Why not add a throws clause to the enclosing FreemarkerWorker method?
Because that exposes the inner workings of the method in question.
Huh?

Using your example above, the calling code could make a decision based
on the exception thrown. For example, if FooException is thrown, try an
alternate method. But that decision can't be made, because FooException
is never thrown.

This is especially bad in some OFBiz classes where EVERY class method
throws the same home-grown exception. There is no way for calling code
to know what to do when an error is encountered.

Let's say that you have an existing method, that currently throws
GeneralException.  Then, later on, you add a feature to let it cache
it's results to disk.  This means you end up using java.io.* classes,
which suddenly start throwing IOException.  Now, should you change the
abi, adding a throws IOException to the method, or should you do an
initCause thing?  Remember, if you add a new throws, it will break all
source that is compiled against the new version.

If you go the new throws route, then all other methods on the stack
need to be alter as well, each in turn adding a new throws clause.
That very quickly becomes a maintenance nightmare.

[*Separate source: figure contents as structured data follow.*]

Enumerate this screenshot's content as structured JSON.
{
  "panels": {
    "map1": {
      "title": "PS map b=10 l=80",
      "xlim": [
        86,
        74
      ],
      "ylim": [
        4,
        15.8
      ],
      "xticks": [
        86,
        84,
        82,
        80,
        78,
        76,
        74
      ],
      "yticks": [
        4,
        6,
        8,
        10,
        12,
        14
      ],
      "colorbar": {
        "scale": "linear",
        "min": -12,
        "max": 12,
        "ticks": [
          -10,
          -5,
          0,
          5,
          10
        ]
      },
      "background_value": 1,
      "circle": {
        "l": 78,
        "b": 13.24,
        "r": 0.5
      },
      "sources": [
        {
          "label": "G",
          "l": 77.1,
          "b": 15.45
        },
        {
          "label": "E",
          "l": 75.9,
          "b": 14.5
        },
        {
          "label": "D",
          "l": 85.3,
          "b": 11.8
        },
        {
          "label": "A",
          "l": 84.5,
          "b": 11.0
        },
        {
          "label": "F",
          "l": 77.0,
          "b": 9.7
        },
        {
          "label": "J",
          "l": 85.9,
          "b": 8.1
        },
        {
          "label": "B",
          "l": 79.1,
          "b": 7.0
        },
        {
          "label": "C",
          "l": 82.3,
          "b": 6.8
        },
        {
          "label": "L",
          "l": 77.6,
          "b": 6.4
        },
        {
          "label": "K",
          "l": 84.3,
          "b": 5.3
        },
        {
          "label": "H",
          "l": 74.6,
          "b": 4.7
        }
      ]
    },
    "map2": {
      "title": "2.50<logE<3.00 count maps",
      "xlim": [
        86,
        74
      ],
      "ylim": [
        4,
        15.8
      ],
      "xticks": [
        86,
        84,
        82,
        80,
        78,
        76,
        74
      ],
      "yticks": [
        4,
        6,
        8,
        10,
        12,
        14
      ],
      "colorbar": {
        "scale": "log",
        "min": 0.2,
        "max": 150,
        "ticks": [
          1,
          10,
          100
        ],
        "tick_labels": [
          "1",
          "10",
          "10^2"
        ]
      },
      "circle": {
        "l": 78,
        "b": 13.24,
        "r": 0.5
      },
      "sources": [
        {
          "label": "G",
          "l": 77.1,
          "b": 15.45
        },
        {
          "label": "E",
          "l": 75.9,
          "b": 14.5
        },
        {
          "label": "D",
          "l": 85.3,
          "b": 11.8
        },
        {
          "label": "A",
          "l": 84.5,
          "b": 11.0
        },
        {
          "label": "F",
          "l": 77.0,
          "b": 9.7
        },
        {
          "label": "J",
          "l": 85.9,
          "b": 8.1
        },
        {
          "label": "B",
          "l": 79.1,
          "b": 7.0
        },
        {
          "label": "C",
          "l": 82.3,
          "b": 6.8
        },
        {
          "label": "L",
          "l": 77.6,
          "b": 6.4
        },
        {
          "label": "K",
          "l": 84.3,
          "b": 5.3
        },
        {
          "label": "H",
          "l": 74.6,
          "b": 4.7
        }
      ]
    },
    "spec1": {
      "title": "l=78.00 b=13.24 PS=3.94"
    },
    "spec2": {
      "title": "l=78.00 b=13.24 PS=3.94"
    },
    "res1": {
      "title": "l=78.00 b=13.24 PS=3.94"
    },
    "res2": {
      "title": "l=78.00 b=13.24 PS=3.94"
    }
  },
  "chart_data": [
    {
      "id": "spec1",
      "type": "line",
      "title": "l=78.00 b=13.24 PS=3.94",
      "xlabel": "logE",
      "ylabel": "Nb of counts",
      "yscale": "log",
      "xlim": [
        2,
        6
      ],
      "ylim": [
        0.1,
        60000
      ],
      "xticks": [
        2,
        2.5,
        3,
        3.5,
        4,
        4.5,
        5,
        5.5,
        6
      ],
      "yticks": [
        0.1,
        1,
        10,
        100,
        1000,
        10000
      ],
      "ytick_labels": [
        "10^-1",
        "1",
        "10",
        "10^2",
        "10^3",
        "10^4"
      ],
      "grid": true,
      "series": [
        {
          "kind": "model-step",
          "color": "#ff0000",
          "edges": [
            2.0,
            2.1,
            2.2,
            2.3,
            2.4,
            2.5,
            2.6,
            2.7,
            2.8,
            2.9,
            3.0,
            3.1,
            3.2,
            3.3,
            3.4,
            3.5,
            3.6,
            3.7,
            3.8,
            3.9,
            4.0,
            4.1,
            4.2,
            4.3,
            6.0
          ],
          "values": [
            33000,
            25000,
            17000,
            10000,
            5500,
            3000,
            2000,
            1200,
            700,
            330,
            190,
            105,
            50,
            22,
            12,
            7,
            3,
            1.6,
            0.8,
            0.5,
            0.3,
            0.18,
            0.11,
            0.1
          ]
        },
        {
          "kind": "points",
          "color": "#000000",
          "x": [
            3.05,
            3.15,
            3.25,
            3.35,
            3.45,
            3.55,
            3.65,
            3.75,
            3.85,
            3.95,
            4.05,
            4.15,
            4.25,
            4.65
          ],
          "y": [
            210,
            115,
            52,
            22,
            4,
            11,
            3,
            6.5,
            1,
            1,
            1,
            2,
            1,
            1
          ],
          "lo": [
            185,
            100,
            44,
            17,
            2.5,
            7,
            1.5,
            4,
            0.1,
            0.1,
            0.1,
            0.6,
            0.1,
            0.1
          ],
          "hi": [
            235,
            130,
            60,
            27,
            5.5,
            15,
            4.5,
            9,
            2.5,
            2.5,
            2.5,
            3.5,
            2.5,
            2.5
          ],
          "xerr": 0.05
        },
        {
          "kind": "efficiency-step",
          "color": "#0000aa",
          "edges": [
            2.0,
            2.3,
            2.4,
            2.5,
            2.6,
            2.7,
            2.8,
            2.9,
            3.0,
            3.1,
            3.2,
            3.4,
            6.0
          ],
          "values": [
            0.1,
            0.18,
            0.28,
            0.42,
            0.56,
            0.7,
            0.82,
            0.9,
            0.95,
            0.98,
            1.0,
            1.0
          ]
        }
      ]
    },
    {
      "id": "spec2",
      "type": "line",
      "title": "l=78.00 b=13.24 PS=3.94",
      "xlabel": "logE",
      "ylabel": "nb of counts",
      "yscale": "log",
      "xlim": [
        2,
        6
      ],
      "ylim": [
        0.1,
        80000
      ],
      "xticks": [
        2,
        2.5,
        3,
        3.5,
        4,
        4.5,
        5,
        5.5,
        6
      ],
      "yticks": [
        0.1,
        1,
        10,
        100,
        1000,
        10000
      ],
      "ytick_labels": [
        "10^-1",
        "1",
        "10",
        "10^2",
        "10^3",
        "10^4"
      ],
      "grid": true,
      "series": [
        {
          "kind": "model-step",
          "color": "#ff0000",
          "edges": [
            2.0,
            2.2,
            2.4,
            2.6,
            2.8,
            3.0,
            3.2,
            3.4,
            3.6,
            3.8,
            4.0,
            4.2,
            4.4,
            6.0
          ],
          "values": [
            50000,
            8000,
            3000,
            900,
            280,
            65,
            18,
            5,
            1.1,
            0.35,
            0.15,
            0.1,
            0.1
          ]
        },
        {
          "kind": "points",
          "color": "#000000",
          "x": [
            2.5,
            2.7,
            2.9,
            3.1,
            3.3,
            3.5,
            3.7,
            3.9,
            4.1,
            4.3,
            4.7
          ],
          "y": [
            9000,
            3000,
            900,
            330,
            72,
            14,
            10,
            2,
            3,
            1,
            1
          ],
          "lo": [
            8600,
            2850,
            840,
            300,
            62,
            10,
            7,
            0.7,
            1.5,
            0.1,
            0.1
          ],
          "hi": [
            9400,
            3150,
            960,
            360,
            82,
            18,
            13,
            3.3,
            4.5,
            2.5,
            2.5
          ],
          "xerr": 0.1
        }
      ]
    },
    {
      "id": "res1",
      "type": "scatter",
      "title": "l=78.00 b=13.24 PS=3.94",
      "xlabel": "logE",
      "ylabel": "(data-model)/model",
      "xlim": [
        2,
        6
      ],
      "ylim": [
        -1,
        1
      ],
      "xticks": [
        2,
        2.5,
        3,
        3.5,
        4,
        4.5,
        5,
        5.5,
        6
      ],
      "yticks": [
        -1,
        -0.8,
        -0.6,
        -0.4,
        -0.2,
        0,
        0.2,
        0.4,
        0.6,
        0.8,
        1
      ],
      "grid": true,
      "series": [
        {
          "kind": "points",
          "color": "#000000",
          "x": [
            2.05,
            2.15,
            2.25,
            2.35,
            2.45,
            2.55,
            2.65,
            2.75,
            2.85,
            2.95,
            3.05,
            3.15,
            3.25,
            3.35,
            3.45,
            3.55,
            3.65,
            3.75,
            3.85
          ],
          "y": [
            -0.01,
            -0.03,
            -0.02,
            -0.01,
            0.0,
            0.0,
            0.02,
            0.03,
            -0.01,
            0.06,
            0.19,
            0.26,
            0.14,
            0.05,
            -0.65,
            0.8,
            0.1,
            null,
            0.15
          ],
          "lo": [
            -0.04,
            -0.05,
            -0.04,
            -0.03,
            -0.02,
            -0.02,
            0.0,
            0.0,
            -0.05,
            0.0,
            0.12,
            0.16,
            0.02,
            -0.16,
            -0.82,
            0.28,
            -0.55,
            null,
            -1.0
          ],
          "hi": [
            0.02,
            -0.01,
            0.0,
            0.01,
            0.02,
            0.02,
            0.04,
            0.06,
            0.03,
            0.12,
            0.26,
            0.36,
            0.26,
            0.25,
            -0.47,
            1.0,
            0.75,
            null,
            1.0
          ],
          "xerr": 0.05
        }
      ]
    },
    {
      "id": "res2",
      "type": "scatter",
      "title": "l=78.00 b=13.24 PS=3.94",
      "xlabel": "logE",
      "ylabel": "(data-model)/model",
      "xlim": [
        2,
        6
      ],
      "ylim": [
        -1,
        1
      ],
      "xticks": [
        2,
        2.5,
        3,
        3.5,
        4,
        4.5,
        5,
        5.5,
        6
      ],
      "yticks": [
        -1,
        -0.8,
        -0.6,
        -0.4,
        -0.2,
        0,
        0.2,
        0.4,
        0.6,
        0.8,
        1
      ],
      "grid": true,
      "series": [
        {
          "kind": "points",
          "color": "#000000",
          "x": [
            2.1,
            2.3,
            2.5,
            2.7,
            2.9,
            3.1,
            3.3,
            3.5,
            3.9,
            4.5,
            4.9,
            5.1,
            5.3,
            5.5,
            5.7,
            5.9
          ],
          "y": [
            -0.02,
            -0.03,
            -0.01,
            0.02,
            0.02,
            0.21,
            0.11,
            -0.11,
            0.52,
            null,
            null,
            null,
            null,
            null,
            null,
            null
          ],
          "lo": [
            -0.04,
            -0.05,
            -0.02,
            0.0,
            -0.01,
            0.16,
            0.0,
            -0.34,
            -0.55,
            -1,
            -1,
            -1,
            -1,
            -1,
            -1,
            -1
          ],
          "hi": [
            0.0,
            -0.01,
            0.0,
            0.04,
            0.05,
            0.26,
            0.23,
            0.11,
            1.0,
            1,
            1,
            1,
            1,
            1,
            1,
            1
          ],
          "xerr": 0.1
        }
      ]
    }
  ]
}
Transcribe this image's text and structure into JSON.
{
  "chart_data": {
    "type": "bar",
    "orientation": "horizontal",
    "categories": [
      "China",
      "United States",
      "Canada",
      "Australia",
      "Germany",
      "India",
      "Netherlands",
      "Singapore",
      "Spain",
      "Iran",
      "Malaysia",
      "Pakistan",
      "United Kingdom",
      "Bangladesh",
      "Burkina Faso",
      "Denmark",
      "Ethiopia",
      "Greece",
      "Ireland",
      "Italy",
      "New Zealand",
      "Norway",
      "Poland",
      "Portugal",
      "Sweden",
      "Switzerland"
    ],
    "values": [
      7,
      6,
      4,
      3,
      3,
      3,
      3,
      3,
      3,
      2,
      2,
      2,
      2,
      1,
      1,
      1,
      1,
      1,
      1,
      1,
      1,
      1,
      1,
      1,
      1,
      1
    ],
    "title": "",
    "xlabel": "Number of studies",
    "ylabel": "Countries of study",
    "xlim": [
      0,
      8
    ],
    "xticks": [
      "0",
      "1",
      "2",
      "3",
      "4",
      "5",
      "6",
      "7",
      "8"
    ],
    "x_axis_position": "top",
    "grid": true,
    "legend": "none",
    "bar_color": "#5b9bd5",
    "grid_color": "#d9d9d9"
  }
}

However, let's say you decide it is worth it, and change all the
methods in the stack to have new catch blocks, or new throws.  Time
goes by, and you change this method to now try to do a network
connection to some other cache server, to try and load data.  Now it
has to throw a SocketException.  So you go thru the same round of code
changes.

If, instead, you had chosen to have a single per-api exception as the
only throws, then you wouldn't have to modify code all the time,
whenever you add new features.  Most call points wouldn't care about
why something failed(they wouldn't look at the initCause), they'd just
pass the exception up the stack.

That's a good example. It seems we made a case for the two approaches.